Volgens Vergoossen vermelden ondernemingen in hun persberichten veelvuldig begrippen als EBITA, EBITDA, operating profit, organic growth en cash earnings. 'We hebben in ons onderzoek een achttal begrippen geïdentificeerd die het vaakst worden gebruikt. Deze begrippen zijn niet terug te vinden in de (Nederlandse) wet- en regelgeving met betrekking tot financiële verslaggeving', aldus Vergoossen. 'Een nadere regulering van de inhoud van persberichten op dit gebied, lijkt ons dan ook zeer op zijn plaats. Die ontbreekt momenteel namelijk in zijn geheel.'

Uitkomsten onderzoek

- 24 procent van de onderzochte ondernemingen presenteert in hun persberichten financiële cijfers op basis van een andere GAAP dan Dutch GAAP;

Toelichting: 12 procent publiceert financiële informatie in hun persberichten op basis van UK GAAP en 12 procent op basis van US GAAP. Aangezien de grondslagen voor waardering en resultaatbepaling onder Dutch GAAP, UK GAAP en US GAAP verschillen, bemoeilijkt dit voor de gebruiker van deze financiële informatie de onderlinge vergelijkbaarheid. Hierbij is nog geabstraheerd van het feit of alternatieve financiële prestatie-indicatoren (onder de relevante GAAP) zijn toegepast.

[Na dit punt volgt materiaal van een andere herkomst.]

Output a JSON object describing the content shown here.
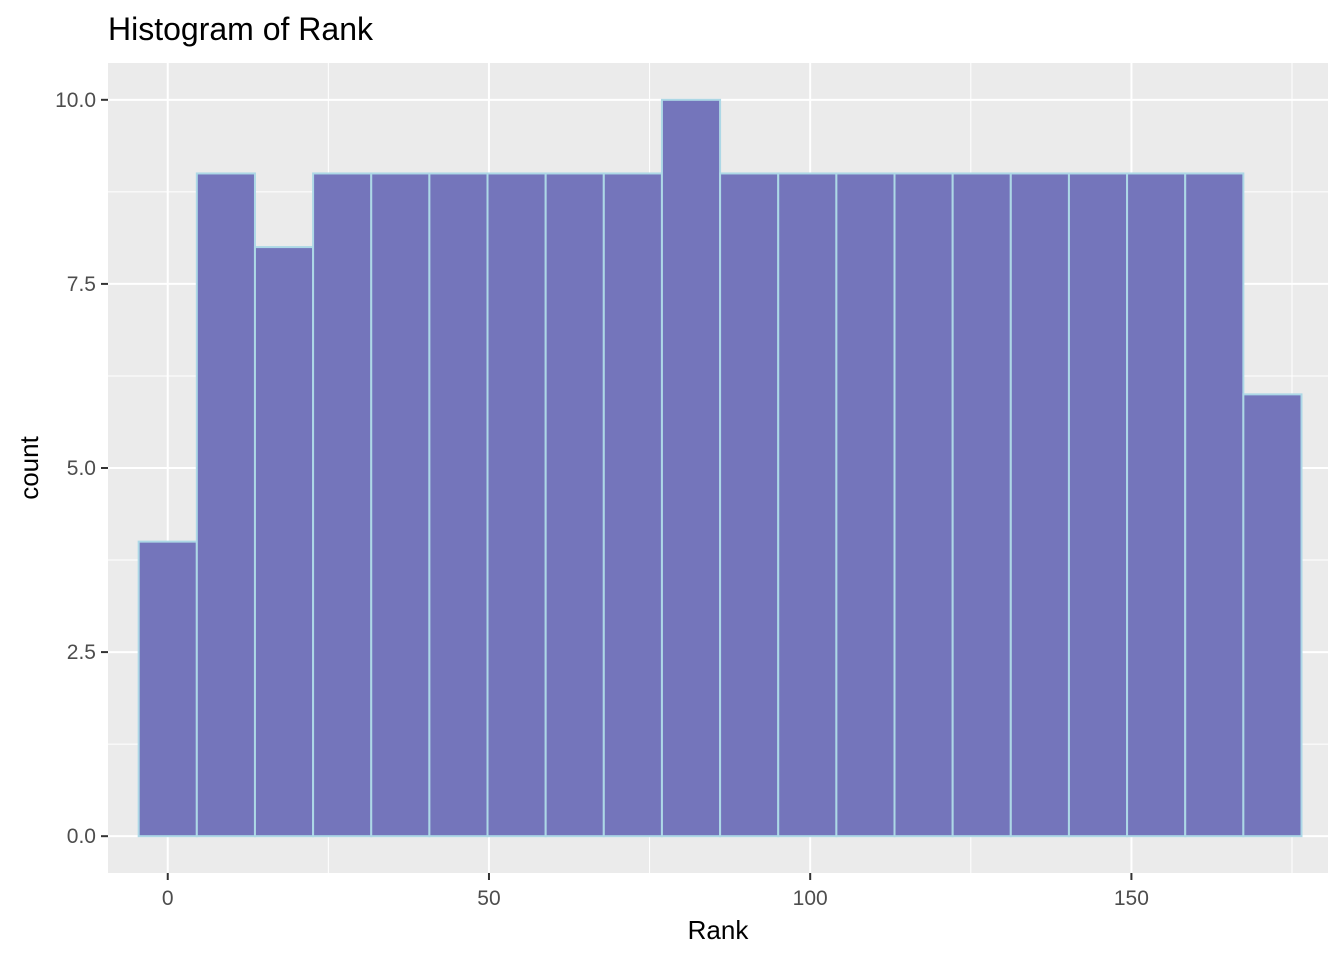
{
  "chart_data": {
    "type": "bar",
    "subtype": "histogram",
    "title": "Histogram of Rank",
    "xlabel": "Rank",
    "ylabel": "count",
    "xlim": [
      -9.3,
      180.6
    ],
    "ylim": [
      -0.5,
      10.5
    ],
    "x_ticks": [
      0,
      50,
      100,
      150
    ],
    "x_tick_labels": [
      "0",
      "50",
      "100",
      "150"
    ],
    "y_ticks": [
      0,
      2.5,
      5,
      7.5,
      10
    ],
    "y_tick_labels": [
      "0.0",
      "2.5",
      "5.0",
      "7.5",
      "10.0"
    ],
    "bin_width": 9.05,
    "bins_start": [
      -4.525,
      4.525,
      13.575,
      22.625,
      31.675,
      40.725,
      49.775,
      58.825,
      67.875,
      76.925,
      85.975,
      95.025,
      104.075,
      113.125,
      122.175,
      131.225,
      140.275,
      149.325,
      158.375,
      167.425
    ],
    "values": [
      4,
      9,
      8,
      9,
      9,
      9,
      9,
      9,
      9,
      10,
      9,
      9,
      9,
      9,
      9,
      9,
      9,
      9,
      9,
      6
    ],
    "grid": true,
    "colors": {
      "bar_fill": "#7475bb",
      "bar_outline": "#add8e6",
      "panel_background": "#ebebeb",
      "grid_line": "#ffffff"
    }
  }
}
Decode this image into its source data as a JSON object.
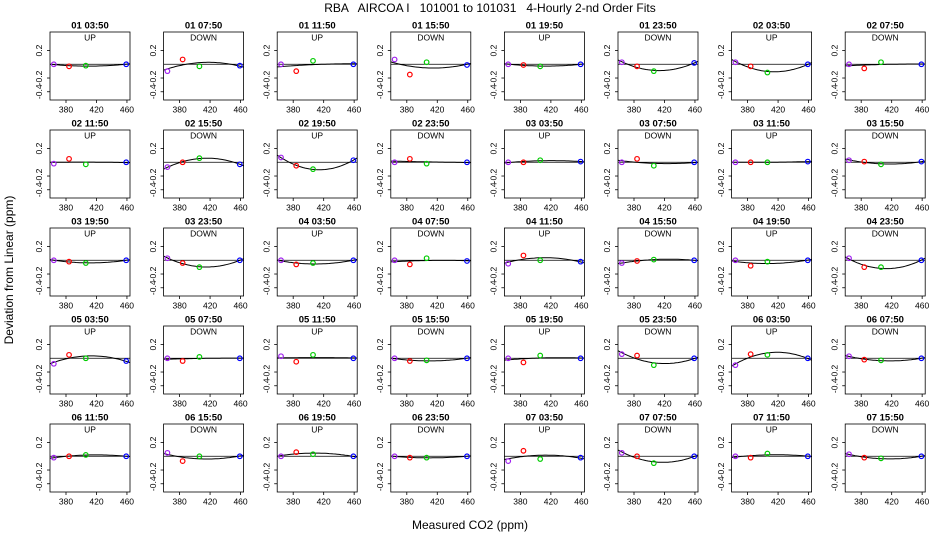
{
  "chart_data": {
    "type": "scatter",
    "title": "RBA   AIRCOA I   101001 to 101031   4-Hourly 2-nd Order Fits",
    "xlabel": "Measured CO2 (ppm)",
    "ylabel": "Deviation from Linear (ppm)",
    "xlim": [
      359,
      464
    ],
    "ylim": [
      -0.52,
      0.47
    ],
    "xticks": [
      380,
      420,
      460
    ],
    "yticks": [
      -0.4,
      -0.2,
      0.2
    ],
    "x": [
      364,
      384,
      406,
      459
    ],
    "colors": [
      "#a020f0",
      "#ff0000",
      "#00cc00",
      "#0000ff"
    ],
    "panels": [
      {
        "title": "01 03:50",
        "subtitle": "UP",
        "values": [
          0.0,
          -0.03,
          -0.02,
          0.0
        ]
      },
      {
        "title": "01 07:50",
        "subtitle": "DOWN",
        "values": [
          -0.1,
          0.07,
          -0.03,
          -0.02
        ]
      },
      {
        "title": "01 11:50",
        "subtitle": "UP",
        "values": [
          0.0,
          -0.1,
          0.05,
          0.0
        ]
      },
      {
        "title": "01 15:50",
        "subtitle": "DOWN",
        "values": [
          0.07,
          -0.15,
          0.03,
          -0.01
        ]
      },
      {
        "title": "01 19:50",
        "subtitle": "UP",
        "values": [
          0.0,
          -0.01,
          -0.03,
          0.0
        ]
      },
      {
        "title": "01 23:50",
        "subtitle": "DOWN",
        "values": [
          0.03,
          -0.03,
          -0.1,
          0.02
        ]
      },
      {
        "title": "02 03:50",
        "subtitle": "UP",
        "values": [
          0.03,
          -0.03,
          -0.12,
          0.0
        ]
      },
      {
        "title": "02 07:50",
        "subtitle": "DOWN",
        "values": [
          0.0,
          -0.06,
          0.03,
          0.0
        ]
      },
      {
        "title": "02 11:50",
        "subtitle": "UP",
        "values": [
          -0.02,
          0.05,
          -0.03,
          0.0
        ]
      },
      {
        "title": "02 15:50",
        "subtitle": "DOWN",
        "values": [
          -0.07,
          0.0,
          0.06,
          -0.03
        ]
      },
      {
        "title": "02 19:50",
        "subtitle": "UP",
        "values": [
          0.07,
          -0.05,
          -0.1,
          0.03
        ]
      },
      {
        "title": "02 23:50",
        "subtitle": "DOWN",
        "values": [
          0.0,
          0.05,
          -0.02,
          0.0
        ]
      },
      {
        "title": "03 03:50",
        "subtitle": "UP",
        "values": [
          0.0,
          0.0,
          0.03,
          0.01
        ]
      },
      {
        "title": "03 07:50",
        "subtitle": "DOWN",
        "values": [
          0.0,
          0.05,
          -0.05,
          0.0
        ]
      },
      {
        "title": "03 11:50",
        "subtitle": "UP",
        "values": [
          0.0,
          0.0,
          0.0,
          0.01
        ]
      },
      {
        "title": "03 15:50",
        "subtitle": "DOWN",
        "values": [
          0.03,
          0.01,
          -0.03,
          0.01
        ]
      },
      {
        "title": "03 19:50",
        "subtitle": "UP",
        "values": [
          0.0,
          -0.02,
          -0.04,
          0.0
        ]
      },
      {
        "title": "03 23:50",
        "subtitle": "DOWN",
        "values": [
          0.03,
          -0.04,
          -0.1,
          0.0
        ]
      },
      {
        "title": "04 03:50",
        "subtitle": "UP",
        "values": [
          0.0,
          -0.06,
          -0.04,
          0.0
        ]
      },
      {
        "title": "04 07:50",
        "subtitle": "DOWN",
        "values": [
          0.0,
          -0.06,
          0.03,
          -0.01
        ]
      },
      {
        "title": "04 11:50",
        "subtitle": "UP",
        "values": [
          -0.05,
          0.07,
          0.0,
          -0.02
        ]
      },
      {
        "title": "04 15:50",
        "subtitle": "DOWN",
        "values": [
          -0.04,
          -0.01,
          0.01,
          0.0
        ]
      },
      {
        "title": "04 19:50",
        "subtitle": "UP",
        "values": [
          0.0,
          -0.08,
          -0.02,
          0.0
        ]
      },
      {
        "title": "04 23:50",
        "subtitle": "DOWN",
        "values": [
          0.03,
          -0.1,
          -0.1,
          0.0
        ]
      },
      {
        "title": "05 03:50",
        "subtitle": "UP",
        "values": [
          -0.08,
          0.05,
          0.0,
          -0.04
        ]
      },
      {
        "title": "05 07:50",
        "subtitle": "DOWN",
        "values": [
          0.0,
          -0.04,
          0.02,
          0.0
        ]
      },
      {
        "title": "05 11:50",
        "subtitle": "UP",
        "values": [
          0.03,
          -0.05,
          0.05,
          0.0
        ]
      },
      {
        "title": "05 15:50",
        "subtitle": "DOWN",
        "values": [
          0.0,
          -0.04,
          -0.03,
          0.0
        ]
      },
      {
        "title": "05 19:50",
        "subtitle": "UP",
        "values": [
          0.0,
          -0.06,
          0.04,
          0.0
        ]
      },
      {
        "title": "05 23:50",
        "subtitle": "DOWN",
        "values": [
          0.06,
          0.04,
          -0.1,
          0.0
        ]
      },
      {
        "title": "06 03:50",
        "subtitle": "UP",
        "values": [
          -0.1,
          0.06,
          0.05,
          0.0
        ]
      },
      {
        "title": "06 07:50",
        "subtitle": "DOWN",
        "values": [
          0.03,
          -0.02,
          -0.03,
          0.0
        ]
      },
      {
        "title": "06 11:50",
        "subtitle": "UP",
        "values": [
          -0.02,
          0.0,
          0.02,
          0.0
        ]
      },
      {
        "title": "06 15:50",
        "subtitle": "DOWN",
        "values": [
          0.05,
          -0.07,
          0.0,
          0.0
        ]
      },
      {
        "title": "06 19:50",
        "subtitle": "UP",
        "values": [
          0.0,
          0.06,
          0.03,
          0.0
        ]
      },
      {
        "title": "06 23:50",
        "subtitle": "DOWN",
        "values": [
          0.0,
          -0.02,
          -0.02,
          0.0
        ]
      },
      {
        "title": "07 03:50",
        "subtitle": "UP",
        "values": [
          -0.07,
          0.08,
          -0.04,
          -0.02
        ]
      },
      {
        "title": "07 07:50",
        "subtitle": "DOWN",
        "values": [
          0.05,
          0.0,
          -0.1,
          0.0
        ]
      },
      {
        "title": "07 11:50",
        "subtitle": "UP",
        "values": [
          0.0,
          -0.02,
          0.04,
          0.0
        ]
      },
      {
        "title": "07 15:50",
        "subtitle": "DOWN",
        "values": [
          0.03,
          -0.02,
          -0.03,
          0.0
        ]
      }
    ]
  }
}
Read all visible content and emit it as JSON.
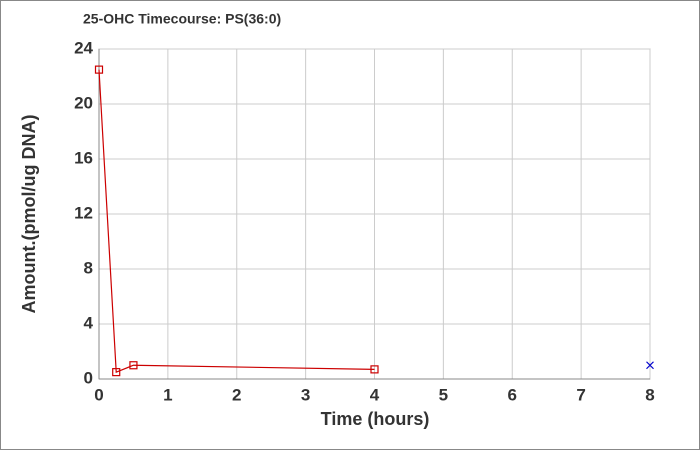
{
  "chart_data": {
    "type": "line",
    "title": "25-OHC Timecourse: PS(36:0)",
    "xlabel": "Time (hours)",
    "ylabel": "Amount.(pmol/ug DNA)",
    "series": [
      {
        "color": "#cc0000",
        "marker": "square",
        "x": [
          0,
          0.25,
          0.5,
          4
        ],
        "values": [
          22.5,
          0.5,
          1.0,
          0.7
        ]
      },
      {
        "color": "#0000cc",
        "marker": "x",
        "line": false,
        "x": [
          8
        ],
        "values": [
          1.0
        ]
      }
    ],
    "xlim": [
      0,
      8
    ],
    "xticks": [
      0,
      1,
      2,
      3,
      4,
      5,
      6,
      7,
      8
    ],
    "ylim": [
      0,
      24
    ],
    "yticks": [
      0,
      4,
      8,
      12,
      16,
      20,
      24
    ],
    "grid": true
  }
}
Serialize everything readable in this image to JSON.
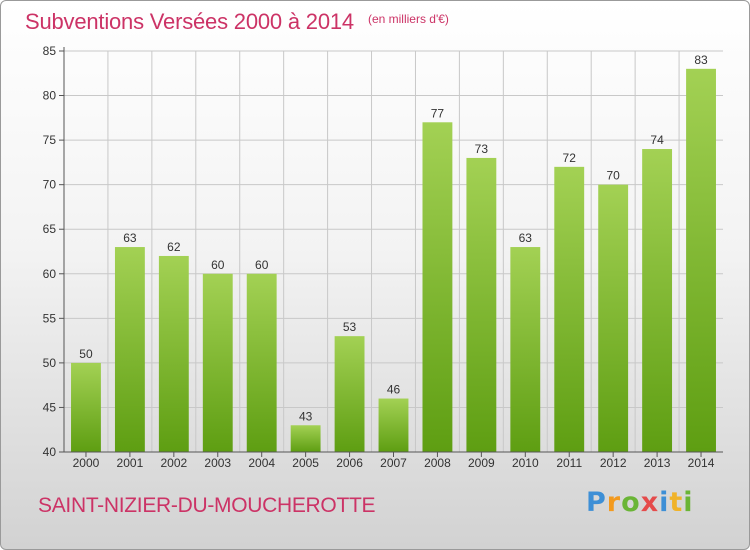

- Alle ondernemingen maken gebruik van één of meer alternatieve financiële prestatie-indicatoren;


- 80 procent presenteert naast alternatieve financiële prestatie-indicatoren de meest directe vergelijkbare financiële prestatie-indicatoren in overeenstemming met GAAP;

Toelichting: Ofschoon alle onderzochte ondernemingen alternatieve financiële prestatie-indicatoren gebruiken in hun persbericht, geeft een meerderheid van de ondernemingen ergens in hun persbericht -al dan niet in een cijferopstelling zoals een winst- en verliesrekening- tevens de meest direct vergelijkbare financiële prestatie-indicatoren aan die in overeenstemming zijn met GAAP. Maar, ook blijkt uit het onderzoek dat er zelfs ondernemingen zijn die in het geheel geen financiële prestatie-indicatoren hebben opgesteld die in overeenstemming zijn met GAAP. Hierdoor zijn er helemaal geen voor de gebruiker als herkenbaar veronderstelde financiële prestatie-indicatoren beschikbaar;


- 64 procent van de ondernemingen toont de alternatieve financiële prestatie-indicatoren prominenter dan de financiële prestatie-indicatoren in overeenstemming met GAAP;

Toelichting: De prominentie van alternatieve financiële prestatie-indicatoren is vastgesteld door te beoordelen of in de kop, inleiding en/of samenvatting van een persbericht slechts de alternatieve financiële prestatie-indicatoren worden genoemd of dat deze veel nadrukkelijker worden weergegeven. De gebruiker zou door slechts de informatie uit een kop, inleiding en/of samenvatting van een persbericht tot zich te nemen een bepaald oordeel kunnen vormen die hij niet zou vormen als hij de informatie in overeenstemming met GAAP zou hebben verkregen. Een onderneming kan via de prominente presentatie van alternatieve financiële prestatie-indicatoren meer belang aan deze alternatieve financiële prestatie-indicatoren kunnen toekennen dan ons inziens wenselijk is. Uit het onderzoek blijkt dat de meerderheid van de ondernemingen de alternatieve financiële prestatie-indicatoren een prominentere plaats toekennen dan de financiële prestatie-indicatoren in overeenstemming met GAAP.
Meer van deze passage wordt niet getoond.